On the other side of the spectrum, there are parameters which may be, well, basically anything. Some of them have been detected with over a thousand different types, across all their usages. Here is their ranking, by number of different type detected.

  1. $postBody (2352)
  2. $event (1654)
  3. $request (853)
  4. $command (717)
  5. $node (550)
  6. $config (462)
  7. $query (395)
  8. $subject (347)
  9. $parent (302)
  10. $item (300)
  11. $requestBody (300)
  12. $result (299)
  13. $context (294)
  14. $value (290)
  15. $entity (283)
  16. $object (270)
  17. $a (261)
  18. $type (256)
  19. $user (251)
  20. $factory (248)
  21. $model (247)
  22. $b (234)
  23. $data (232)
  24. $message (231)
  25. $source (231)
  26. $options (229)
  27. $e (212)
  28. $repository (211)
  29. $response (207)
  30. $client (198)
  31. $field (197)
  32. $other (191)
  33. $manager (186)
  34. $filter (172)
  35. $warning (171)
  36. $container (169)
  37. $provider (168)
  38. $collection (168)
  39. $service (163)
  40. $cache (162)
  41. $extensionAttributes (161)
  42. $file (154)
  43. $action (153)
  44. $element (152)
  45. $dao (152)
  46. $handler (150)
  47. $c (150)
  48. $image (149)
  49. $parser (146)
  50. $validator (145)
  51. $configuration (144)
  52. $resource (143)
  53. $params (141)
  54. $builder (140)
  55. $exception (137)
  56. $services (135)
  57. $target (134)
  58. $metadata (131)
  59. $storage (130)
  60. $connection (128)
  61. $id (124)
  62. $form (117)
  63. $component (117)
  64. $child (116)
  65. $req (113)
  66. $logger (111)
  67. $status (111)
  68. $loader (111)
  69. $token (110)
  70. $page (110)
  71. $entry (110)
  72. $group (108)
  73. $inst (108)
  74. $definition (107)
  75. $document (107)
  76. $input (106)
  77. $template (106)
  78. $table (103)
  79. $error (102)
  80. $rule (102)
  81. $settings (100)
  82. $generator (97)
  83. $registry (96)
  84. $class (95)
  85. $stmt (95)
  86. $repo (93)
  87. $from (93)
  88. $key (92)
  89. $reader (92)
  90. $resolver (92)
  91. $category (92)
  92. $formatter (92)
  93. $controller (88)
  94. $instance (88)
  95. $expected (88)
  96. $n (88)
  97. $helper (88)
  98. $property (88)
  99. $session (88)
  100. $name (85)

To reach 85 types, $name had to use more than just scalar types : string is expected (at least, by me), but many other classes and interfaces are used, to encapsulate what is a name. Since names are quite a common concept, used to distinguish people, services, brands, models, Debian versions, and else, it is a common that $name require disambiguation (dixit Wikipedia).

Such parameter names should be avoided: they are quite generic, and may raise questions like : how to I concatenate this name in a string? or other common obvious usage.

Indeed, some parameter names are very generic, and lead naturally to many types : $name, $param (sic), $instance, $collection, $factory, $entity, $other. $a, $b, $c, and $n are back in the list, just like $e : this last one is used for exceptions catching, which leads to many different types when propagated to other methods, as a parameter.

Naming, types and semantics

Semantic type establishes a direct relation between types and the words used to build a parameter name.
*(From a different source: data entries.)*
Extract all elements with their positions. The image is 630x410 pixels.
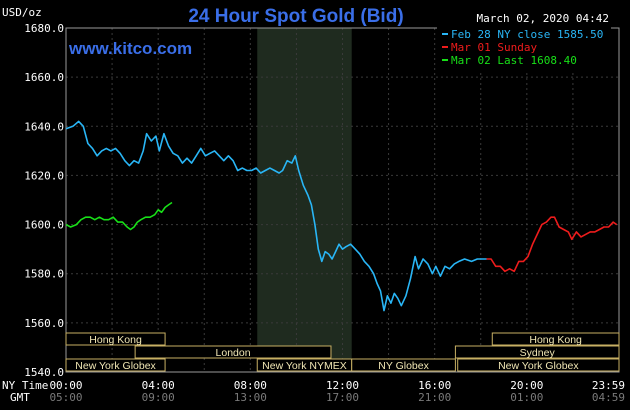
x-tick-label-ny: 16:00 <box>418 379 451 392</box>
y-tick-label: 1580.0 <box>24 268 64 281</box>
session-bar-box <box>65 332 166 346</box>
y-axis-unit: USD/oz <box>2 6 42 19</box>
series-line-2 <box>65 201 173 231</box>
session-bar-label: Hong Kong <box>89 334 142 346</box>
session-bar-label: New York Globex <box>498 360 579 372</box>
session-bar: Hong Kong <box>491 332 620 346</box>
gmt-row-label: GMT <box>10 391 30 404</box>
session-bar-label: Hong Kong <box>529 334 582 346</box>
session-bar-label: NY Globex <box>378 360 429 372</box>
x-tick-label-gmt: 04:59 <box>592 391 625 404</box>
chart-title: 24 Hour Spot Gold (Bid) <box>188 6 403 27</box>
x-tick-label-ny: 20:00 <box>510 379 543 392</box>
session-bar: NY Globex <box>351 358 456 372</box>
session-bar-box <box>454 345 620 359</box>
x-tick-label-ny: 08:00 <box>234 379 267 392</box>
nymex-shaded-region <box>257 28 352 372</box>
legend-box <box>437 26 611 70</box>
x-tick-label-gmt: 17:00 <box>326 391 359 404</box>
x-tick-label-gmt: 05:00 <box>49 391 82 404</box>
session-bar-box <box>65 358 166 372</box>
kitco-watermark: www.kitco.com <box>68 39 192 58</box>
x-tick-label-gmt: 01:00 <box>510 391 543 404</box>
session-bar: London <box>134 345 332 359</box>
y-tick-label: 1620.0 <box>24 169 64 182</box>
grid-lines <box>66 27 619 373</box>
y-tick-label: 1680.0 <box>24 22 64 35</box>
session-bar-box <box>491 332 620 346</box>
session-bar-box <box>134 345 332 359</box>
series-line-0 <box>65 120 487 312</box>
session-bar: New York NYMEX <box>256 358 353 372</box>
session-bar-box <box>457 358 620 372</box>
x-tick-label-gmt: 13:00 <box>234 391 267 404</box>
x-tick-label-ny: 23:59 <box>592 379 625 392</box>
legend-label-mar01: Mar 01 Sunday <box>451 41 537 54</box>
session-bar-label: Sydney <box>520 347 556 359</box>
session-bar-box <box>351 358 456 372</box>
x-tick-label-gmt: 09:00 <box>142 391 175 404</box>
legend: Feb 28 NY close 1585.50 Mar 01 Sunday Ma… <box>437 26 611 70</box>
session-bar: New York Globex <box>457 358 620 372</box>
plot-frame <box>65 27 620 373</box>
y-tick-label: 1540.0 <box>24 366 64 379</box>
price-series <box>65 120 618 312</box>
y-tick-label: 1640.0 <box>24 120 64 133</box>
x-tick-label-ny: 12:00 <box>326 379 359 392</box>
session-bar: New York Globex <box>65 358 166 372</box>
series-line-1 <box>486 216 618 273</box>
x-tick-label-ny: 00:00 <box>49 379 82 392</box>
x-tick-label-ny: 04:00 <box>142 379 175 392</box>
x-tick-label-gmt: 21:00 <box>418 391 451 404</box>
y-tick-label: 1560.0 <box>24 317 64 330</box>
y-tick-label: 1600.0 <box>24 219 64 232</box>
ny-time-row-label: NY Time <box>2 379 48 392</box>
legend-label-feb28: Feb 28 NY close 1585.50 <box>451 28 603 41</box>
legend-label-mar02: Mar 02 Last 1608.40 <box>451 54 577 67</box>
chart-timestamp: March 02, 2020 04:42 <box>477 12 609 25</box>
y-tick-labels: 1680.0 1660.0 1640.0 1620.0 1600.0 1580.0 1560… <box>24 22 64 379</box>
session-bar-label: New York Globex <box>75 360 156 372</box>
session-bar-label: New York NYMEX <box>262 360 347 372</box>
session-bar: Sydney <box>454 345 620 359</box>
session-bar: Hong Kong <box>65 332 166 346</box>
session-bar-label: London <box>216 347 251 359</box>
y-tick-label: 1660.0 <box>24 71 64 84</box>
This is an old practice, coming from the early ages of PHP : to keep the code readable, the type is ingrained in the variable name. This was an age with less features than today.
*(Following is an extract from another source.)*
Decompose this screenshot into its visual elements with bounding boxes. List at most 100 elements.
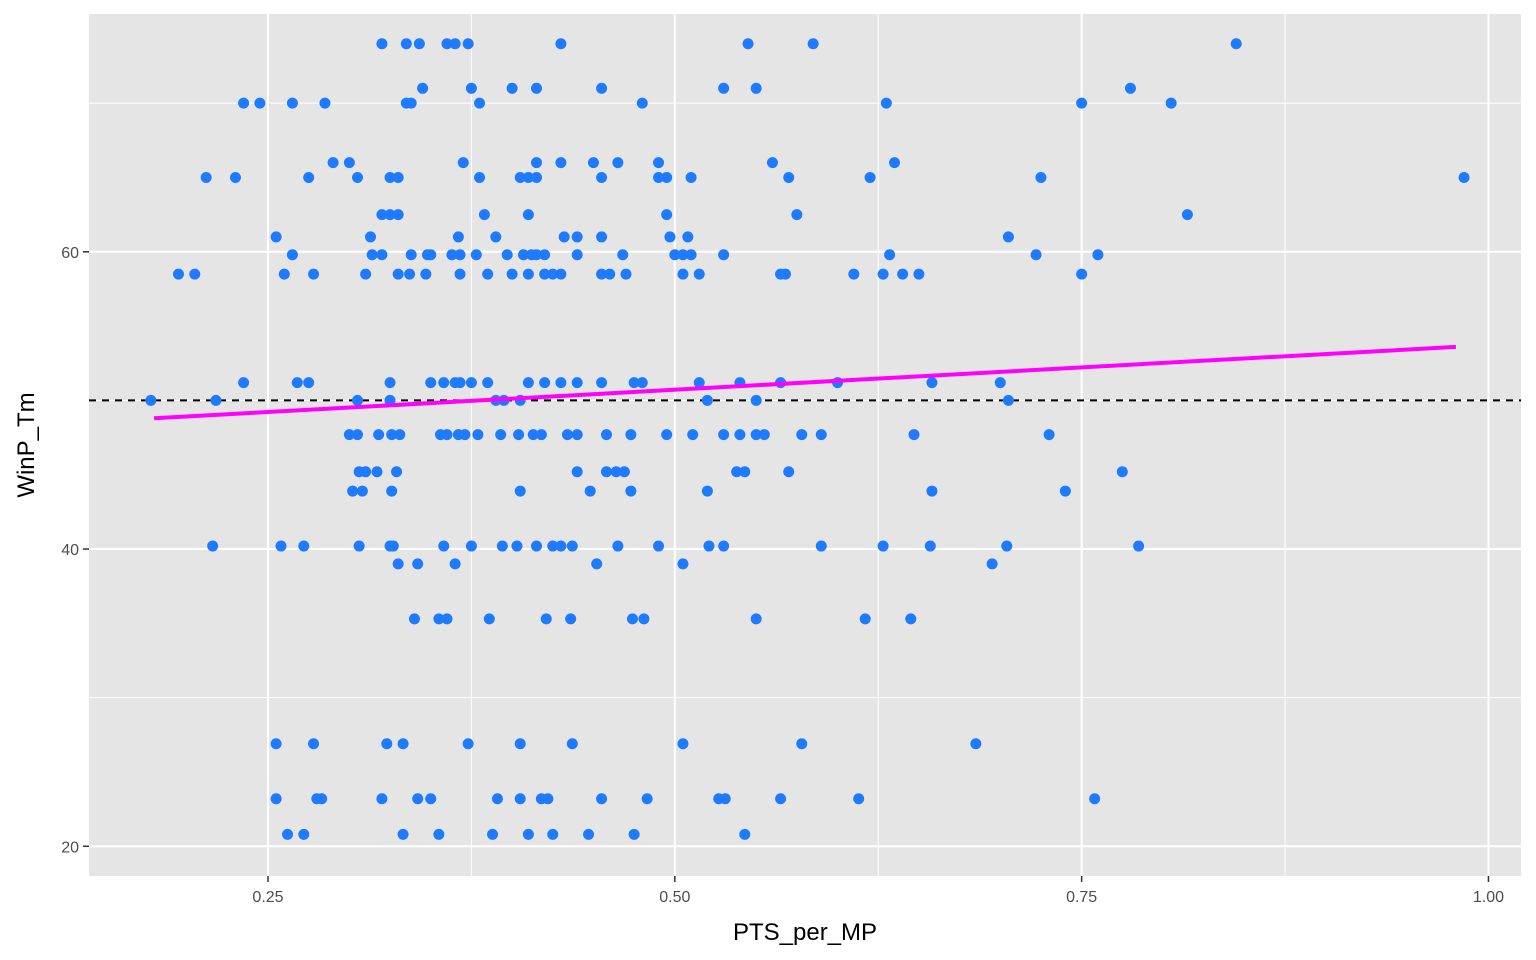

Nowadays, types have a life of their own, and yet, this antiquated behavior is still alive. It is possible to guess the type of a variable, simply by reading it aloud. It is also possible to recognize that another variable might have a very wide range of types, and should not be expected to be one or the other. Surely, after discovering which type is actually used, it will be important to read the rest of the documentation to know how to display a simple $path: it is not a string.
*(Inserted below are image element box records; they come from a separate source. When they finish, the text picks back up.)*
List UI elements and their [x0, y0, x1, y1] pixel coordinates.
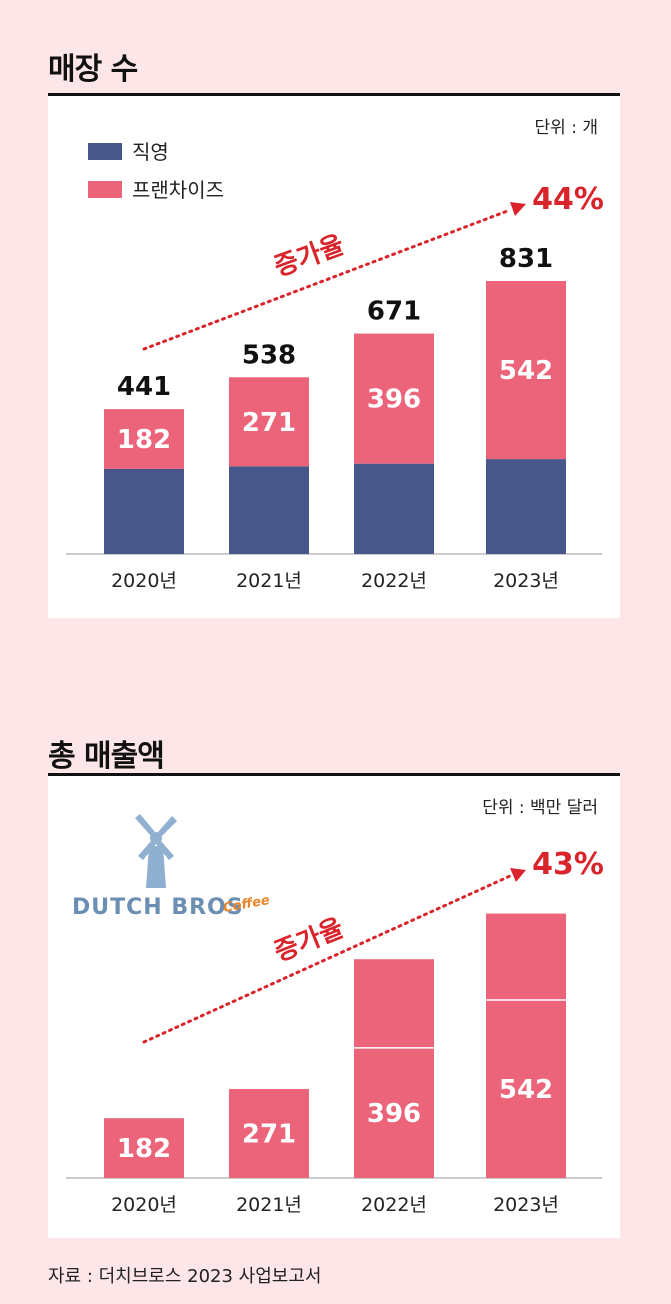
bar	[229, 1088, 309, 1178]
bar	[354, 1047, 434, 1178]
bar-value-label: 182	[117, 1134, 171, 1164]
bar-value-label: 396	[367, 1099, 421, 1129]
x-tick-label: 2021년	[236, 1194, 302, 1216]
x-tick-label: 2023년	[493, 1194, 559, 1216]
bar	[104, 1118, 184, 1178]
store-count-chart: 단위 : 개 직영 프랜차이즈 182 441 2020년 271 538 2021년 39…	[66, 118, 604, 592]
source-note: 자료 : 더치브로스 2023 사업보고서	[48, 1266, 322, 1287]
bar-label-franchise: 182	[117, 425, 171, 455]
x-tick-label: 2020년	[111, 1194, 177, 1216]
bar-label-franchise: 542	[499, 356, 553, 386]
revenue-panel: 단위 : 백만 달러 DUTCH BROS Coffee 182 2020년 271…	[48, 776, 620, 1238]
growth-label: 증가율	[270, 230, 348, 283]
growth-arrow-head	[510, 868, 526, 882]
x-tick-label: 2022년	[361, 1194, 427, 1216]
revenue-title: 총 매출액	[48, 739, 165, 774]
bar-label-franchise: 271	[242, 408, 296, 438]
bar-value-label: 271	[242, 1119, 296, 1149]
revenue-chart: 단위 : 백만 달러 DUTCH BROS Coffee 182 2020년 271…	[66, 798, 604, 1216]
bar-direct	[104, 468, 184, 554]
bar-total-label: 831	[499, 244, 553, 274]
logo-text: DUTCH BROS	[72, 895, 244, 920]
revenue-rule	[48, 773, 620, 776]
bar-franchise	[229, 377, 309, 467]
legend-label-direct: 직영	[132, 140, 169, 164]
bar-total-label: 671	[367, 297, 421, 327]
legend-label-franchise: 프랜차이즈	[132, 178, 224, 202]
bar-franchise	[354, 333, 434, 464]
x-tick-label: 2021년	[236, 570, 302, 592]
x-tick-label: 2020년	[111, 570, 177, 592]
legend-swatch-direct	[88, 143, 122, 160]
dutch-bros-logo: DUTCH BROS Coffee	[72, 814, 271, 920]
bar-franchise	[486, 281, 566, 460]
bar-direct	[486, 459, 566, 554]
bar-top-segment	[486, 913, 566, 1000]
revenue-unit: 단위 : 백만 달러	[482, 798, 598, 818]
x-tick-label: 2022년	[361, 570, 427, 592]
store-count-panel: 단위 : 개 직영 프랜차이즈 182 441 2020년 271 538 2021년 39…	[48, 96, 620, 618]
growth-arrow-line	[142, 208, 512, 351]
bar-direct	[354, 463, 434, 554]
growth-percent: 43%	[532, 847, 604, 882]
growth-label: 증가율	[270, 913, 348, 968]
bar-direct	[229, 466, 309, 554]
bar-total-label: 441	[117, 372, 171, 402]
growth-percent: 44%	[532, 182, 604, 217]
legend-swatch-franchise	[88, 181, 122, 198]
store-count-unit: 단위 : 개	[535, 118, 598, 138]
bar-total-label: 538	[242, 340, 296, 370]
growth-arrow-head	[510, 202, 526, 216]
store-count-rule	[48, 93, 620, 96]
bar-top-segment	[354, 959, 434, 1048]
store-count-title: 매장 수	[48, 52, 138, 87]
growth-arrow-line	[142, 874, 512, 1044]
bar-label-franchise: 396	[367, 385, 421, 415]
bar-value-label: 542	[499, 1075, 553, 1105]
bar	[486, 999, 566, 1178]
windmill-icon	[135, 814, 177, 888]
bar-franchise	[104, 409, 184, 469]
x-tick-label: 2023년	[493, 570, 559, 592]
The most common types are definitely the scalar, which are native to every recent PHP version. This analysis covers a vast array of PHP projects, with various backgrounds, including underlying frameworks. Each of them introduce specific classes to support specific concepts, such as URL or names. It would be interesting to see how this semantic typing apply, depending on each communities.